Way before an insane cancer patient and his puppet started to force people to hack their limbs off in order to save their lives, we had seven strangers mysteriously locked in an entire maze of giant, identical, booby-trapped cubes. They don't know a damn thing about each other; all they know is that they need to seek a way out before they all starve to death. One of the most simplistic sci-fi and horror films ever dreamed up, consisting of only seven actors, one cube (used over and over), and a handful of free special effects, it's also one of the most creative and enjoyable ones as well, backed up by a talented cast and a creepy, mysterious setting that helps create the feelings of paranoia doused throughout every single six-sided speck.
What aids even more is how little we know about the cube, adding to the mystery and eerieness of it all.
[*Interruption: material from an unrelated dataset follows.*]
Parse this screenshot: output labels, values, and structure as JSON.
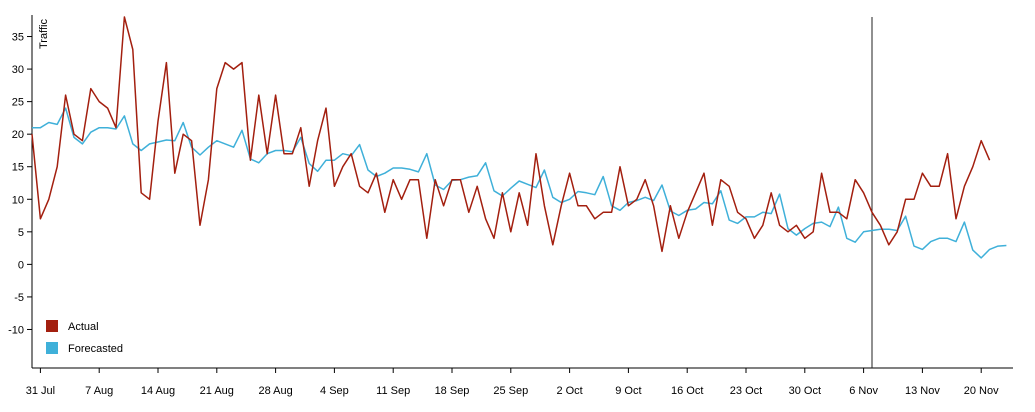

We don't fully know what the cube is, why it was made, who was behind it all, what the point of the whole experiment is, and we certainly don't know of any inferior sequels that try to explain everything and spoil the mystery. Nope. Nosiree.
Okay, let's not kid ourselves: This list could've easily been filled out by ten David Cronenberg films alone (well, save for the purely American ones like The Fly), so in the interest of fairness, I decided to limit the amount of Cronenberg on this list down to one film. And while some of you are no doubt whipping out the ol' pitchforks & torches for not picking your favorite (besides, its not like there were any other Cronenberg films with scenes constantly used around TR), in the end I found myself gravitating towards Videodrome. Possibly one of the most surreal and insane sci-fi films ever created, what begins as James Woods' television station CEO discovering a new TV show devoted to nothing but ultraviolence quickly leads to a journey straight into madness, as Woods gets obsessed with Videodrome to the point where it starts making him hallucinate scenes of weird erotica and body horror, all before leading to the insane truth.
A trippy and twisted look at the then-growing world of cable TV and a bizarre time capsule of the '80s in general, extremely creative, unique, and backed by terrific performances, especially from James Woods...you know what? It just dawned on me that no matter how much crap I type on my keyboard that tries to convince you how awesome Videodrome is, it will never be the same as actually experiencing it in all of its deliriously superb glory. So I'm just gonna end things here, you're gonna track down this film, and you're gonna have a damn good (albeit possibly confusing) time. So happy Canada Day, hail Cronenberg, and LONG LIVE THE NEW FLESH.